Postmoderne
L’article à prétention scientifique prend pour objet l’Autolib’, le véhicule de partage en service à Paris, comme signe des « automobilités postmodernes ». Il « vise à mettre au jour les soubassements imaginaires d’un objet socio-technique urbain contemporain : l’Autolib’.
Sur la base d’une enquête de terrain approfondie, elle-même couplée à une phénoménologie herméneutique consistante, nous montrons que la petite voiture de location d’apparence anodine, mise en place à Paris en 2011, se révèle être un indicateur privilégié d’une dynamique microsociale sous-jacente : soit le passage d’une épistémè̀ “moderne” à une épistémè̀ “postmoderne”. » Bien… Comprenne qui pourra.
Le comité scientifique de la revue – deux universitaires en l’occurence –, ne s’est pas arrêté à ce galimatias, ni aux énormités sociologiques, aux circonlocutions cryptiques et aux jeux de mots boursouflés, de purs effets de manche parodiques.
Pour rire et par exemple, Jean-Pierre Tremblay note qu’« ainsi la masculinité effacée, corrigée, détournée même de l’Autolib’ peut-elle (enfin !) laisser place à une maternité oblongue – non plus le phallus et l’énergie séminale de la voiture de sport, mais l’utérus accueillant de l’abri-à-Autolib’ » ou encore, que « cette voiture qui me conduit plus que je ne la conduis, dans laquelle je me fonds pour pouvoir me déplacer, qui ne m’appartient pas et me libère pour cette raison même, témoigne bien de ce présentéisme multiforme, de cette épistèmê non plus projective, mais tragique, définalisée. »
Fumisterie
Les deux chercheurs masqués, anciens étudiants de Michel Maffesoli, assurent n’avoir jamais mis le pied dans une Autolib’. Aucune importance ; l’essentiel n’étant pas « d’explorer les objets, mais de les convertir dans un langage de description déjà̀ constitué et autosuffisant » afin de « démonter de l’intérieur, en toute connaissance de cause, la fumisterie de ce que nous appellerons le “maffesolisme” – c’est-à-dire, bien au-delà de la seule personnalité de Michel Maffesoli, le fondateur et directeur de la revue Sociétés, une certaine “sociologie interprétative/postmoderne” à vocation académique. »
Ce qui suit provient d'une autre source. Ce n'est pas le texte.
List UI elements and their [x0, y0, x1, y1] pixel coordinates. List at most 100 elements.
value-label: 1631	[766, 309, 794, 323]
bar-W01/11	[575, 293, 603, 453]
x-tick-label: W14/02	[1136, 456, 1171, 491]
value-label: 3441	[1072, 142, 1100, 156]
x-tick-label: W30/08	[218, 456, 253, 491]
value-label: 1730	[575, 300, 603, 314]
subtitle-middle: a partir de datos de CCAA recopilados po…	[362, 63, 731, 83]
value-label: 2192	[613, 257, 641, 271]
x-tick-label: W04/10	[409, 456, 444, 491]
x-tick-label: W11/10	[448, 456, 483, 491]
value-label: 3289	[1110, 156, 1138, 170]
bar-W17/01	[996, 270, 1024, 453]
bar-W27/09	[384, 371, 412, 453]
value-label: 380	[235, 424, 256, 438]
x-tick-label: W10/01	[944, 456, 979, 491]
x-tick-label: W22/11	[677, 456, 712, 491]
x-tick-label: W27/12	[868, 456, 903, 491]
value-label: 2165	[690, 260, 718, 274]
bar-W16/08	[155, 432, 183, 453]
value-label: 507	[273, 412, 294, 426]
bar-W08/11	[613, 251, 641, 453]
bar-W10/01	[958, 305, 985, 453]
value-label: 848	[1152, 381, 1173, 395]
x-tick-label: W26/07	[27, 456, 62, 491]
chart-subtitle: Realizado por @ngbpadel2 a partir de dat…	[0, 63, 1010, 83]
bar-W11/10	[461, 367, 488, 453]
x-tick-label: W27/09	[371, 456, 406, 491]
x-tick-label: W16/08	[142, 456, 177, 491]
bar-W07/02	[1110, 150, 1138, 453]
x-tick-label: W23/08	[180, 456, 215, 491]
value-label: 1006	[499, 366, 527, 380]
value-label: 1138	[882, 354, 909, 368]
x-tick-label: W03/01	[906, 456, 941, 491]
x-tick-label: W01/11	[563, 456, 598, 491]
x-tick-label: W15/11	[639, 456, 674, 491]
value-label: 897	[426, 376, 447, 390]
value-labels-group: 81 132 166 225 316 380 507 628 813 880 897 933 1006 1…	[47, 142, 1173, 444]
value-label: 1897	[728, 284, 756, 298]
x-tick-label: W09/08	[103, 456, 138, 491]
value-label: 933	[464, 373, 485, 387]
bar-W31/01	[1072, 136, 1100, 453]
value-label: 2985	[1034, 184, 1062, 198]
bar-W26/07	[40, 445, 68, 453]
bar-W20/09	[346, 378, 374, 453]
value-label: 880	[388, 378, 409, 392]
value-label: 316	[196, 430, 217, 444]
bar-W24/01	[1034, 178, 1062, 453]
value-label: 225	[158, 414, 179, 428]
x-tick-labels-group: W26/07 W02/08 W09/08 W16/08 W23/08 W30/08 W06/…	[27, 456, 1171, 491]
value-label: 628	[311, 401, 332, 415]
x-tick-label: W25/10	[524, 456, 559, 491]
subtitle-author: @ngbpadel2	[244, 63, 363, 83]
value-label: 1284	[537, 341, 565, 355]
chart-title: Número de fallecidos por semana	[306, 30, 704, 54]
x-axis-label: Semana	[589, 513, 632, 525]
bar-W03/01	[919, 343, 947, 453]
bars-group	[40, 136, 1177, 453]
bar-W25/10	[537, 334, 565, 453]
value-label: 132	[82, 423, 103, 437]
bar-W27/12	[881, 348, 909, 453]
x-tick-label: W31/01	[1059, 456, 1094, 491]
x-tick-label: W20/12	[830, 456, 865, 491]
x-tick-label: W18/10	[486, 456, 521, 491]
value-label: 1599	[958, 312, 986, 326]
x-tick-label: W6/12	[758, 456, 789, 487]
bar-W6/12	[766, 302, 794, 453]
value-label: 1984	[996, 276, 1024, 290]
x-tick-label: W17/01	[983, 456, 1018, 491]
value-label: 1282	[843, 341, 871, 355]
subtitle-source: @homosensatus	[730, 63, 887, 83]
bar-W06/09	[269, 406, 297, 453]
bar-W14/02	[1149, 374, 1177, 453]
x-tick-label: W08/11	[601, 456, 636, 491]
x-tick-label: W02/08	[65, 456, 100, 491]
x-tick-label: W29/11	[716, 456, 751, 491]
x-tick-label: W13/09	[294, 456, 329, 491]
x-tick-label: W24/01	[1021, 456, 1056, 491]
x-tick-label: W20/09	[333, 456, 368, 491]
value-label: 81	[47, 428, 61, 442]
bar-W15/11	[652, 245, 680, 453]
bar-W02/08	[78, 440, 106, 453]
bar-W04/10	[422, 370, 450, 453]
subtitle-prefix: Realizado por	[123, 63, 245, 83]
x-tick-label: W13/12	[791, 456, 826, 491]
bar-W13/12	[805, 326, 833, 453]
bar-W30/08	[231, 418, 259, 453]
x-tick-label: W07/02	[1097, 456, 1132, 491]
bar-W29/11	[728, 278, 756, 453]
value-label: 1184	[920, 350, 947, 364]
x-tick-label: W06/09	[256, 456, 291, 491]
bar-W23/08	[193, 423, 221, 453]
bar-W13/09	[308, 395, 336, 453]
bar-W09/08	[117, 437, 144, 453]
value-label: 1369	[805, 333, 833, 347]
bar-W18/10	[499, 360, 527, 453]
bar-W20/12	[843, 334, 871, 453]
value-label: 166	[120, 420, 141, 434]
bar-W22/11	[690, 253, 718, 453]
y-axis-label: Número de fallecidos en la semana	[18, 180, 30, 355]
Ce faisant, ils s’inspirent d’un illustre prédécesseur : Alan Sokal, auteur avec le Belge Jean Bricmont des Impostures intellectuelles en 1997, dans lequel ils dénoncent l’usage abusif des concepts scientifiques par les philosophes. À charge de preuve, le physicien américain a fait publier en 1996 dans la revue Social Text un article « généreusement assaisonné de non-sens » à prétention scientifique, cependant : « Transgressing the boundaries : towards a transformative hermeneutics of quantum gravity » (« Transgresser les frontières : vers une herméneutique transformative de la gravité quantique »).